In metro Richmond, volunteers in the city doubled to more than 1,000, with volunteer ranks tripling in Henrico to almost 1,000 since late February, according to Kate Bausman, Medical Reserve Corps and special response coordinator at the Richmond Health District. “It’s really been astounding, the outpouring of support,” she says.
About 60% of volunteers are in medical professions, including doctors and nurses. There are also a number of students and people with no prior medical experience.
The corps has been deployed during the pandemic for duties ranging from working hotlines to providing help with community testing efforts, and it has geared up to play a major role in contact tracing, with nurses making calls to contacts of people who have tested positive and other volunteers reaching out to those who have tested negative.
Medical Reserve Corps members working on contact tracing
Corps volunteers also helped in checking temperatures and administering health assessments to people before they enter Henrico government offices, and they have helped assemble and distribute kits with masks, hand sanitizer and health information, Bausman says. Corps members are also set to ensure safety at election polling sites in some areas across the state and to help staff the polls, and they have assisted in pastoral care, nursing and social work duties.

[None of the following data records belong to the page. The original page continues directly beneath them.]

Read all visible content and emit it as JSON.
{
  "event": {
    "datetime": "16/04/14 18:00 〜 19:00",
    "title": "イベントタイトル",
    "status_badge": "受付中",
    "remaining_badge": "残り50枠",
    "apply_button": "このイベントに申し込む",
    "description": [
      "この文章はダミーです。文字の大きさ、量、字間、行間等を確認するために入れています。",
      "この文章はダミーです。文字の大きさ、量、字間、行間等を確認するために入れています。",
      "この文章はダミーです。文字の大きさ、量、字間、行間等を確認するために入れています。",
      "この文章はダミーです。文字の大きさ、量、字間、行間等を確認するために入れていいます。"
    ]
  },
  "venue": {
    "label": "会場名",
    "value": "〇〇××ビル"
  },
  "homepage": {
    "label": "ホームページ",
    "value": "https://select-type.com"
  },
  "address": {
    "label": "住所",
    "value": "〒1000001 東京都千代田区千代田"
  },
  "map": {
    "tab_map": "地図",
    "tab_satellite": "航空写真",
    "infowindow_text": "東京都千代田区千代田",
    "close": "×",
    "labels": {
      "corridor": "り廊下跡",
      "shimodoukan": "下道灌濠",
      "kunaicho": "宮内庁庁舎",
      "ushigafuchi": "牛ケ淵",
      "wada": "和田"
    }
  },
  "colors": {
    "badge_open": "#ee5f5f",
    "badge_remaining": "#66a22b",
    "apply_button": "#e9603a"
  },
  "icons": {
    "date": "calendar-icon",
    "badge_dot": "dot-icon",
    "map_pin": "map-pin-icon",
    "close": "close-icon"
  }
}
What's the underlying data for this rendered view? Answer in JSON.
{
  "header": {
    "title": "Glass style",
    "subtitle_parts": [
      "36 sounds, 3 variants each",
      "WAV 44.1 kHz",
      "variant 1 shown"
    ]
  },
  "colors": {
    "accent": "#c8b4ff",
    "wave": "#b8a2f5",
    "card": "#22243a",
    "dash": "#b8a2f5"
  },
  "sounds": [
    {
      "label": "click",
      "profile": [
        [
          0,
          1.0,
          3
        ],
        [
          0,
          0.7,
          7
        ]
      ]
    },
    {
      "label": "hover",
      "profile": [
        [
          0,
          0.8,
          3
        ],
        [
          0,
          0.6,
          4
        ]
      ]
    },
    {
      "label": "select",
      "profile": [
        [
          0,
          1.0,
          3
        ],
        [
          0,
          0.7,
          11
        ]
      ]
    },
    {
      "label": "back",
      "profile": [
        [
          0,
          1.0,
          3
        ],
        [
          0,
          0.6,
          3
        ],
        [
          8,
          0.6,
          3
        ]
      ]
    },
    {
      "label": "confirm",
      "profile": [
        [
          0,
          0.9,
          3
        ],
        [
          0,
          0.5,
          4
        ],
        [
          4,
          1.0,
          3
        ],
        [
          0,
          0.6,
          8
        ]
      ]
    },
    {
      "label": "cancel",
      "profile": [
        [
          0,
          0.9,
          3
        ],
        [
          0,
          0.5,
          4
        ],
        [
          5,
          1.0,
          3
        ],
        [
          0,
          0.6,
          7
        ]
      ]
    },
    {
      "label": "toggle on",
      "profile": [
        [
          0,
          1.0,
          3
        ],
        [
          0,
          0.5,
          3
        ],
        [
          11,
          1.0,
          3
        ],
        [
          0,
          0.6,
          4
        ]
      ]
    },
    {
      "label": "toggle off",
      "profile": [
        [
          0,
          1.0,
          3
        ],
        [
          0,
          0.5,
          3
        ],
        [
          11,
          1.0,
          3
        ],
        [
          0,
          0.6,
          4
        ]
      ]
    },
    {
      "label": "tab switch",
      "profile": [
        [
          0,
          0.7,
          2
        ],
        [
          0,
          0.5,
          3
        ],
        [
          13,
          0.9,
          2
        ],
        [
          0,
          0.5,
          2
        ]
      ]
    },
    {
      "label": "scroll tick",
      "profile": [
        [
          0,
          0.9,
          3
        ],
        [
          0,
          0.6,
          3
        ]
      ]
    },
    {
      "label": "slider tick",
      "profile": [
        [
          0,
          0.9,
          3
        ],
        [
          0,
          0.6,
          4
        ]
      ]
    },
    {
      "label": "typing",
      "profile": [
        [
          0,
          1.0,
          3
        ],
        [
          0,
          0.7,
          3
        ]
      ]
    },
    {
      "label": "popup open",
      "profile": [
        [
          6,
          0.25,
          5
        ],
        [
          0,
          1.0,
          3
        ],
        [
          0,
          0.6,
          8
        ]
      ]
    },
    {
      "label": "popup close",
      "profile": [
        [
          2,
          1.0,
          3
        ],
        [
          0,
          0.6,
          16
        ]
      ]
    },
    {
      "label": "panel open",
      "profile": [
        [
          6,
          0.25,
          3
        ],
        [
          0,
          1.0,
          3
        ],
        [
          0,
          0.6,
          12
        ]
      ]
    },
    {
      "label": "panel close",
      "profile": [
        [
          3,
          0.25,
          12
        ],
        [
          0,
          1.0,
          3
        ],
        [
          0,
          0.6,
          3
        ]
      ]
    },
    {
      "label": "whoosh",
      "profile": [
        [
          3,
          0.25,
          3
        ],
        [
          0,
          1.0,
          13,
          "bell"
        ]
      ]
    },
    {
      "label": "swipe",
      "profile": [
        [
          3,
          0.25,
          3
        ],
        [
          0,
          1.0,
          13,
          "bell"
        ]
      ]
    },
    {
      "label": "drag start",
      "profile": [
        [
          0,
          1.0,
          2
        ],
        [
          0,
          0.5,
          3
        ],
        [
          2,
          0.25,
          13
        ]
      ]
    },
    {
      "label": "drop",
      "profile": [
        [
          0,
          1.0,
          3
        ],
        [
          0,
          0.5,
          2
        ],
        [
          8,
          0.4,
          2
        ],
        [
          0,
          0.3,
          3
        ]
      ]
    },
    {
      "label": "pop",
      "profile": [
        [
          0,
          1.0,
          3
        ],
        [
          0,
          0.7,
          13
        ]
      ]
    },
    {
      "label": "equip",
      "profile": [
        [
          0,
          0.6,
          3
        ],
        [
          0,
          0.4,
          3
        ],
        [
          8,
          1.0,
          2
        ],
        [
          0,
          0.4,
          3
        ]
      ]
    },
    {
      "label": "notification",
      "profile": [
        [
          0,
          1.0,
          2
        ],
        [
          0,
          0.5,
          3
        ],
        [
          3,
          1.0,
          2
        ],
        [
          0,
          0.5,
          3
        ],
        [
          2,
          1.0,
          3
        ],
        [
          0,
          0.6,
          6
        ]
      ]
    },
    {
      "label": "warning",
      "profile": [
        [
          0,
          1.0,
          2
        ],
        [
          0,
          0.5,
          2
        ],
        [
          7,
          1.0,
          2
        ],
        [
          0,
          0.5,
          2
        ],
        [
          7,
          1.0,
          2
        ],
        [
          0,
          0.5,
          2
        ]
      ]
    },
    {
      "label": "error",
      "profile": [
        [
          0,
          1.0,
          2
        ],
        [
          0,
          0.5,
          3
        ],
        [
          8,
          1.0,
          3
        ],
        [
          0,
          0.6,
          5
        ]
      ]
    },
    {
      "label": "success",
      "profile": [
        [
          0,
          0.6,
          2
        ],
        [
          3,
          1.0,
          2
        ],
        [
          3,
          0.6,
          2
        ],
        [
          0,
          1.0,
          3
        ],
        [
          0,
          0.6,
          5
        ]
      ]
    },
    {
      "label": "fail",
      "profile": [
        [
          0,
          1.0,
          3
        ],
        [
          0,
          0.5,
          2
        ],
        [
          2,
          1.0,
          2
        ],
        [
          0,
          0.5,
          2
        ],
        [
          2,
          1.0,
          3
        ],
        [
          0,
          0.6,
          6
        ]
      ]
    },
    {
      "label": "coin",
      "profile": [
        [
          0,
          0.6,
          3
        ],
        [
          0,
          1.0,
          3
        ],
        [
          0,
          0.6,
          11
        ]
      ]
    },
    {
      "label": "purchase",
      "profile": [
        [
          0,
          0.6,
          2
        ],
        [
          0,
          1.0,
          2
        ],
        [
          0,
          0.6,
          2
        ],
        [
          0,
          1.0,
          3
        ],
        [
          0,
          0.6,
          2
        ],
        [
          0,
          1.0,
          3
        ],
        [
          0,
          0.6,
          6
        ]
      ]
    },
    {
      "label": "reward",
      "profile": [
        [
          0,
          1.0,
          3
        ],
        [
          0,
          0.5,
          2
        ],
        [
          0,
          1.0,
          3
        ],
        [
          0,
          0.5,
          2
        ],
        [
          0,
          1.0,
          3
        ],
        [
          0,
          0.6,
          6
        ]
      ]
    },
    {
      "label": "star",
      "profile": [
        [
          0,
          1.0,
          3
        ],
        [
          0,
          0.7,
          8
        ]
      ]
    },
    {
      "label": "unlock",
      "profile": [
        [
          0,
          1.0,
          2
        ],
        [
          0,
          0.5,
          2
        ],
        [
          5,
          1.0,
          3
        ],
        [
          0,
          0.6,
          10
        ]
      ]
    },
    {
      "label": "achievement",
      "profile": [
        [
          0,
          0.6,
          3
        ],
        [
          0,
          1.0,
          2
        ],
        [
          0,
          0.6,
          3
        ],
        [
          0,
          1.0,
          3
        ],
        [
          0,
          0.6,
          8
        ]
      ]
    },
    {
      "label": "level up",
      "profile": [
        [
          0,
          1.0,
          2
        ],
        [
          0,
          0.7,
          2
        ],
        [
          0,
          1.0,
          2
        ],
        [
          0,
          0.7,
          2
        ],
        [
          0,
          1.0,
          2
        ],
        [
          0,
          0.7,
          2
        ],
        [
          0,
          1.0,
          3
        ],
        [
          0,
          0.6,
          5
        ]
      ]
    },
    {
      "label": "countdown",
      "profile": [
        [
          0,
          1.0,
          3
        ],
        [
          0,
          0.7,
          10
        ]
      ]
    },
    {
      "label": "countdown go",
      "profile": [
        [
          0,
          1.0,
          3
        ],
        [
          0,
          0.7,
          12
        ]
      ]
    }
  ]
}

“The MRC volunteers have been a tremendous asset in the pandemic response,” says Danny Avula, director of the Richmond and Henrico County Health Districts. “They have allowed us the ability to scale up our efforts rapidly.”
Barbara Curtis is a registered nurse who has been working with the reserve corps’ Henrico and Chickahominy unit for more than a year. During the pandemic, her duties have included working an information hotline service in Hanover County, helping allay fears, providing guidance and moral support and drawing on her professional, clinical skills to provide accurate, helpful information.
She joined the reserve corps after she retired. “I’ve always wanted to do volunteer work when the time came, and I just wanted to give back to the community,” she says. “It’s really enriching to me to give that kind of advice to people.”
Medical Reserve Corps volunteers Therese Stansbury, Melissa Earley and Katie Tyson at a testing event in Gilpin Court
Katie Tyson, an OB-GYN physician and medical director for South University’s physician assistant program, signed up in March for the corps’ Henrico and Chickahominy unit, and she has been a regular in helping with testing outreach activities.
Working with the corps has been an eye-opening and humbling experience, she says. People lining up to be seen and tested are uncomfortable, fearful; some are unwell, and you see fear in their eyes. And yet, they are grateful, too. Always in the end, it’s a “thank you” or a “bless you,” she says.
Therese Stansbury and her husband, David, answered the call for volunteers as well. She’s a retired registered nurse, and he’s retired military and has been serving as an EMT with a local volunteer fire department. With the corps, she has been conducting testing while he’s been helping out with registration duties at events. Both are set to help with contact tracing, too.
They note that the corps has been involved in testing outreach at some of Richmond’s overlooked communities including Gilpin Court, Hillside Court and Creighton Court. “It kind of felt like we needed to do our part to help out,” David Stansbury says. “A lot of people don’t have the option to stay at home.”
Since the Stansburys are both retired, the corps offered a chance for them to volunteer together. “It’s absolutely the right thing to do,” says Therese Stansbury. “It’s a ground-swelling of people that want to come out and make this better for our country.”